We engage in intensive theatre processes with an aim to put up a production on stage.

Vagina Monologues

Katha Ghera has been producing the Vagina Monologues- योनीका कथाहरू in Nepali for the past three years. Written by Eve Ensler, the Vagina Monologues is a collection of stories of women and their diverse life experiences that touches upon the matters of abuse, violence, sex, love, as well as pleasure. Katha Ghera has been a part of the annual V-Day movement and pledges to keep sharing the stories of women until the violence against women completely stops.

The Vagina Monologues celebrates the identities of women and brings forward their unheard stories out to the world as a part of the global V- Day movement to end violence against women and girls. The Vagina Monologues is a core of the V- Day movement. This movement takes place worldwide each year starting from 1 February to 30 April. The monologues are based on these interviews and have been performed in more than 140 countries.

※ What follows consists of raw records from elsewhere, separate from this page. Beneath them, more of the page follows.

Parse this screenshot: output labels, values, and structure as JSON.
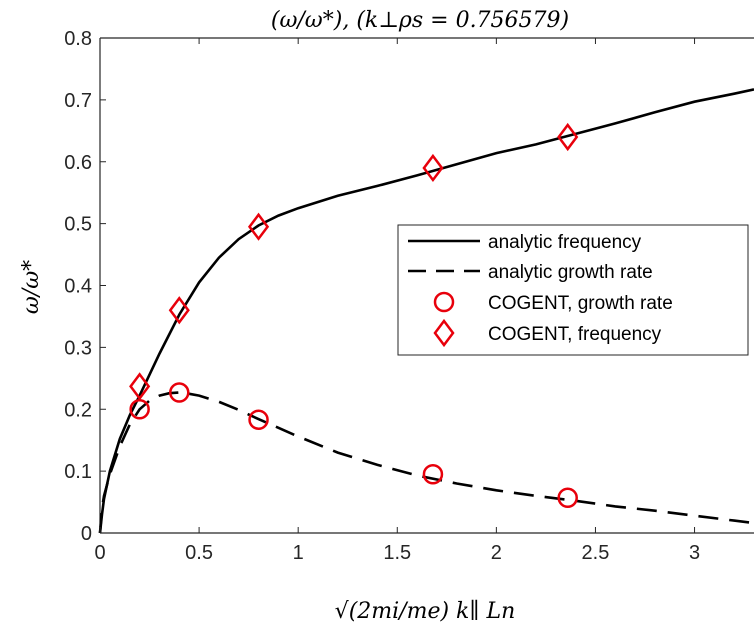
{
  "chart_data": {
    "type": "line",
    "title": "(ω/ω*), (k⊥ρs = 0.756579)",
    "xlabel": "√(2mi/me) k∥ Ln",
    "ylabel": "ω/ω*",
    "xlim": [
      0,
      3.3
    ],
    "ylim": [
      0,
      0.8
    ],
    "xticks": [
      "0",
      "0.5",
      "1",
      "1.5",
      "2",
      "2.5",
      "3"
    ],
    "xtick_values": [
      0,
      0.5,
      1,
      1.5,
      2,
      2.5,
      3
    ],
    "yticks": [
      "0",
      "0.1",
      "0.2",
      "0.3",
      "0.4",
      "0.5",
      "0.6",
      "0.7",
      "0.8"
    ],
    "ytick_values": [
      0,
      0.1,
      0.2,
      0.3,
      0.4,
      0.5,
      0.6,
      0.7,
      0.8
    ],
    "grid": false,
    "legend_position": "center-right",
    "series": [
      {
        "name": "analytic frequency",
        "style": "solid",
        "color": "#000000",
        "x": [
          0.0,
          0.01,
          0.02,
          0.05,
          0.1,
          0.15,
          0.2,
          0.3,
          0.4,
          0.5,
          0.6,
          0.7,
          0.8,
          0.9,
          1.0,
          1.2,
          1.4,
          1.6,
          1.8,
          2.0,
          2.2,
          2.4,
          2.6,
          2.8,
          3.0,
          3.2,
          3.3
        ],
        "y": [
          0.0,
          0.03,
          0.055,
          0.1,
          0.152,
          0.19,
          0.222,
          0.29,
          0.353,
          0.405,
          0.445,
          0.475,
          0.497,
          0.513,
          0.525,
          0.545,
          0.561,
          0.578,
          0.596,
          0.614,
          0.628,
          0.645,
          0.662,
          0.68,
          0.697,
          0.71,
          0.717
        ]
      },
      {
        "name": "analytic growth rate",
        "style": "dashed",
        "color": "#000000",
        "x": [
          0.0,
          0.01,
          0.02,
          0.05,
          0.1,
          0.15,
          0.2,
          0.25,
          0.3,
          0.35,
          0.4,
          0.45,
          0.5,
          0.6,
          0.7,
          0.8,
          1.0,
          1.2,
          1.4,
          1.6,
          1.8,
          2.0,
          2.2,
          2.4,
          2.6,
          2.8,
          3.0,
          3.2,
          3.3
        ],
        "y": [
          0.0,
          0.04,
          0.06,
          0.095,
          0.14,
          0.175,
          0.2,
          0.214,
          0.222,
          0.226,
          0.227,
          0.225,
          0.222,
          0.212,
          0.199,
          0.184,
          0.156,
          0.13,
          0.11,
          0.093,
          0.08,
          0.069,
          0.06,
          0.052,
          0.043,
          0.036,
          0.028,
          0.02,
          0.016
        ]
      },
      {
        "name": "COGENT, growth rate",
        "marker": "circle",
        "color": "#e8000b",
        "x": [
          0.2,
          0.4,
          0.8,
          1.68,
          2.36
        ],
        "y": [
          0.2,
          0.227,
          0.183,
          0.095,
          0.057
        ]
      },
      {
        "name": "COGENT, frequency",
        "marker": "diamond",
        "color": "#e8000b",
        "x": [
          0.2,
          0.4,
          0.8,
          1.68,
          2.36
        ],
        "y": [
          0.237,
          0.36,
          0.495,
          0.59,
          0.64
        ]
      }
    ]
  }
}
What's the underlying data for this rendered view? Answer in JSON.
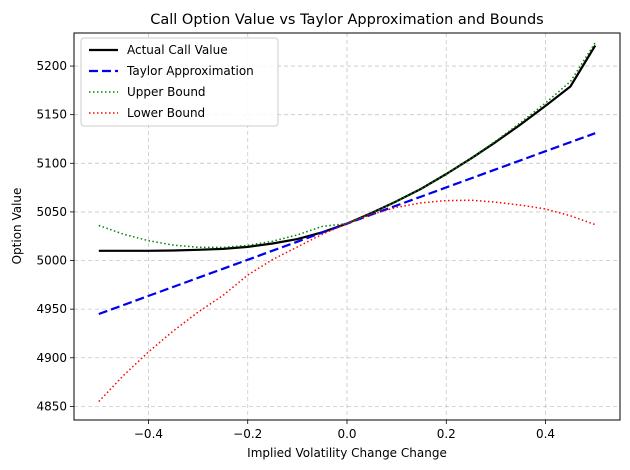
{
  "chart_data": {
    "type": "line",
    "title": "Call Option Value vs Taylor Approximation and Bounds",
    "xlabel": "Implied Volatility Change Change",
    "ylabel": "Option Value",
    "xlim": [
      -0.55,
      0.55
    ],
    "ylim": [
      4836,
      5234
    ],
    "xticks": [
      -0.4,
      -0.2,
      0.0,
      0.2,
      0.4
    ],
    "xtick_labels": [
      "−0.4",
      "−0.2",
      "0.0",
      "0.2",
      "0.4"
    ],
    "yticks": [
      4850,
      4900,
      4950,
      5000,
      5050,
      5100,
      5150,
      5200
    ],
    "ytick_labels": [
      "4850",
      "4900",
      "4950",
      "5000",
      "5050",
      "5100",
      "5150",
      "5200"
    ],
    "grid": true,
    "legend_position": "top-left",
    "x": [
      -0.5,
      -0.45,
      -0.4,
      -0.35,
      -0.3,
      -0.25,
      -0.2,
      -0.15,
      -0.1,
      -0.05,
      0.0,
      0.05,
      0.1,
      0.15,
      0.2,
      0.25,
      0.3,
      0.35,
      0.4,
      0.45,
      0.5
    ],
    "series": [
      {
        "name": "Actual Call Value",
        "color": "#000000",
        "style": "solid",
        "values": [
          5010,
          5010,
          5010,
          5010.3,
          5011,
          5012,
          5014,
          5017.5,
          5022,
          5029,
          5038,
          5049,
          5061,
          5074,
          5089,
          5105,
          5122,
          5140,
          5159,
          5179,
          5221
        ]
      },
      {
        "name": "Taylor Approximation",
        "color": "#0000ee",
        "style": "dashed",
        "values": [
          4945,
          4954.3,
          4963.6,
          4972.9,
          4982.2,
          4991.5,
          5000.8,
          5010.1,
          5019.4,
          5028.7,
          5038,
          5047.3,
          5056.6,
          5065.9,
          5075.2,
          5084.5,
          5093.8,
          5103.1,
          5112.4,
          5121.7,
          5131
        ]
      },
      {
        "name": "Upper Bound",
        "color": "#008000",
        "style": "dotted",
        "values": [
          5036,
          5027.1,
          5020.4,
          5015.9,
          5013.6,
          5013.5,
          5015.6,
          5019.9,
          5026.4,
          5035.1,
          5038,
          5049,
          5061,
          5074,
          5089,
          5105,
          5123,
          5142,
          5162,
          5184,
          5224
        ]
      },
      {
        "name": "Lower Bound",
        "color": "#ff0000",
        "style": "dotted",
        "values": [
          4855,
          4882,
          4906,
          4927.6,
          4947,
          4964,
          4985,
          5001,
          5014,
          5027,
          5038,
          5047.5,
          5054.7,
          5059.4,
          5061.6,
          5062,
          5060,
          5057,
          5053,
          5046,
          5037
        ]
      }
    ]
  }
}
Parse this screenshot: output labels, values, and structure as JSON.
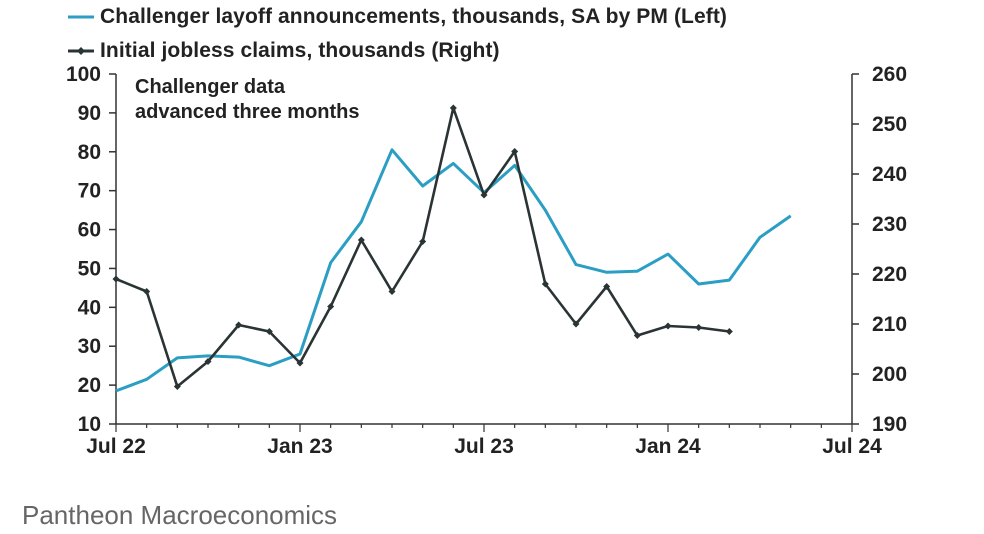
{
  "chart_data": {
    "type": "line",
    "annotation": [
      "Challenger data",
      "advanced three months"
    ],
    "x_ticks": [
      "Jul 22",
      "Jan 23",
      "Jul 23",
      "Jan 24",
      "Jul 24"
    ],
    "left_axis": {
      "ylim": [
        10,
        100
      ],
      "ticks": [
        10,
        20,
        30,
        40,
        50,
        60,
        70,
        80,
        90,
        100
      ]
    },
    "right_axis": {
      "ylim": [
        190,
        260
      ],
      "ticks": [
        190,
        200,
        210,
        220,
        230,
        240,
        250,
        260
      ]
    },
    "grid": false,
    "legend_position": "top-left",
    "series": [
      {
        "name": "Challenger layoff announcements, thousands, SA by PM (Left)",
        "axis": "left",
        "color": "#2b9ec4",
        "x": [
          "2022-07",
          "2022-08",
          "2022-09",
          "2022-10",
          "2022-11",
          "2022-12",
          "2023-01",
          "2023-02",
          "2023-03",
          "2023-04",
          "2023-05",
          "2023-06",
          "2023-07",
          "2023-08",
          "2023-09",
          "2023-10",
          "2023-11",
          "2023-12",
          "2024-01",
          "2024-02",
          "2024-03",
          "2024-04",
          "2024-05"
        ],
        "values": [
          18.5,
          21.5,
          27,
          27.5,
          27.2,
          25,
          28,
          51.5,
          62,
          80.5,
          71.2,
          77,
          69.5,
          76.5,
          65,
          51,
          49,
          49.3,
          53.7,
          46,
          47,
          58,
          63.5
        ]
      },
      {
        "name": "Initial jobless claims, thousands (Right)",
        "axis": "right",
        "color": "#2b3435",
        "x": [
          "2022-07",
          "2022-08",
          "2022-09",
          "2022-10",
          "2022-11",
          "2022-12",
          "2023-01",
          "2023-02",
          "2023-03",
          "2023-04",
          "2023-05",
          "2023-06",
          "2023-07",
          "2023-08",
          "2023-09",
          "2023-10",
          "2023-11",
          "2023-12",
          "2024-01",
          "2024-02",
          "2024-03"
        ],
        "values": [
          219,
          216.5,
          197.5,
          202.5,
          209.8,
          208.5,
          202.2,
          213.5,
          226.8,
          216.5,
          226.5,
          253.2,
          235.8,
          244.5,
          218,
          210,
          217.5,
          207.7,
          209.6,
          209.3,
          208.5
        ]
      }
    ]
  },
  "footer": {
    "source": "Pantheon Macroeconomics"
  }
}
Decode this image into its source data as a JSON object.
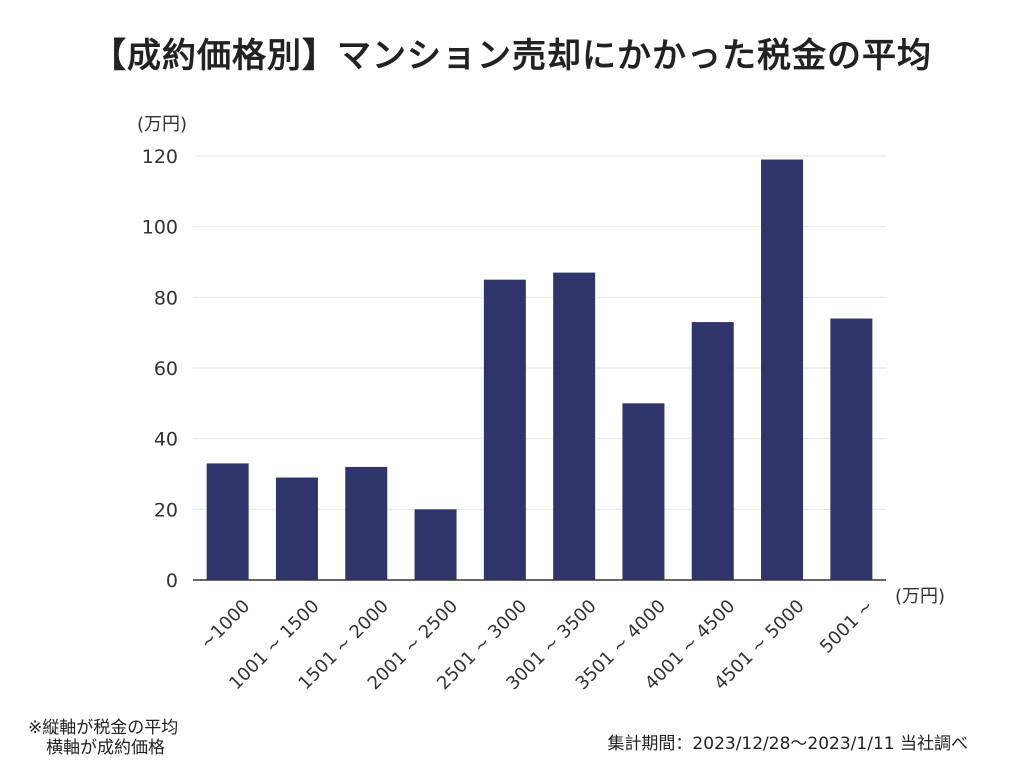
{
  "chart_data": {
    "type": "bar",
    "title": "【成約価格別】マンション売却にかかった税金の平均",
    "ylabel": "(万円)",
    "xlabel": "(万円)",
    "ylim": [
      0,
      120
    ],
    "yticks": [
      "0",
      "20",
      "40",
      "60",
      "80",
      "100",
      "120"
    ],
    "categories": [
      "~1000",
      "1001 ~ 1500",
      "1501 ~ 2000",
      "2001 ~ 2500",
      "2501 ~ 3000",
      "3001 ~ 3500",
      "3501 ~ 4000",
      "4001 ~ 4500",
      "4501 ~ 5000",
      "5001 ~"
    ],
    "values": [
      33,
      29,
      32,
      20,
      85,
      87,
      50,
      73,
      119,
      74
    ],
    "bar_color": "#2f356b",
    "grid": true
  },
  "notes": {
    "left_line1": "※縦軸が税金の平均",
    "left_line2": "横軸が成約価格",
    "right": "集計期間：2023/12/28～2023/1/11 当社調べ"
  }
}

Katha Ghera's process of putting up the Vagina Monologues is special because it always begins with "Vagina Workshops" where the performers have a space to share their personal stories, ask questions and find answers. Additionally the workshop also carries in-depth and essential conversations surrounding sexual organs and processes that help the actors involved to thoroughly know about their own bodies and everything that happens to and around them. This process is vital to go through for each actor before getting into the nuances of the script.

Director’s Note

Katha Ghera's production of The Vagina Monologues is a theatrical adaptation of unheard stories related to female sexuality in English and Nepali. The stories help shed light into the often stigmatized and silenced voices of women that allow violence to overpower them. Sharing these stories every year is important as they are conversation starters that we hope will open doors for reflection and understanding. While preparing for the play we undergo introspective process that often enables self- discovery. This year’s production is a special fundraiser in order to sustain the practice of Playback Theatre to make itself surviving as it is a powerful medium to spread compassion and empathy that can be generated in people through storytelling and Theatre. The funds collected through this performance will be used to take Playback theatre outside the perimeters of Kathmandu and engage with people to share the power of this form. The journey of using art form of one kind to support an art form of another has enriched our lives with more purpose and meaning. We believe in the transparency, accountability and productivity of self-run initiatives run by passion and believe that genuine processes engender meaningful ripple effects.


Five people queue up in a line. Waiting for what or who is never made clear but each of them is determined to get to the front and be first, nonetheless.. Using all kinds of stratagems to get ahead- some honest, some plainly clever, and some rather dubious- this static race to the top becomes a bleak metaphor of the times in which we live. And of the games we play with others and with ourselves as we teeter on the brink of chaos.

The play is a satirical comedy set in the Theatre of the absurd genre which pokes fun at the human state of nothingness. Katha Ghera's Nepali adaptation of line embraces colloquial Nepali language and employs Nepali nuances to highlight hypothetical instances one would use in order to get ahead in line, or life.

Director's Note

Human beings are beautiful, but also flawed. Sometimes in order to get ahead, people stoop so low that you begin to closely regard their intentions and motives. I stumbled upon this play when I was going through an overwhelming phase, and felt it was a relevant answer to all the times I had not been able to confront people who are skilled at manipulating any situation at their advantage. Through this play I channelize this negativity into something constructive. This timelessness makes it universal. I've tried to rid this play of all the class, gender, and caste based stereotypes in the best way I can.. The blatant sexism in the portrayal of Raveena's character in the original script was problematic for me, and incidentally for the playwright himself. In recent interviews, playwright Horovitz mentions how in today's times, he would change much in the play, in relation to her. In my own ways, I attempt to defy those stereotypes, but I do so without protecting Raveena under a sacred veil, and portray her in a way that her voice is heard and the essence of her character remains unaltered. Consequently, the characters are only a "presentation' in order to highlight a larger narrative, and not in any way, a 'representation'. I feel blessed to work with some of my favorite actors, who happen to be beautiful human beings; a special mention to Gunjan, who worked tirelessly in managing this production. I am grateful to the recent Director's workshop I was a part of, and to Bimal Subedi, who helped facilitate a discourse on ethics and political correctness. It has stirred both me, and the Line team.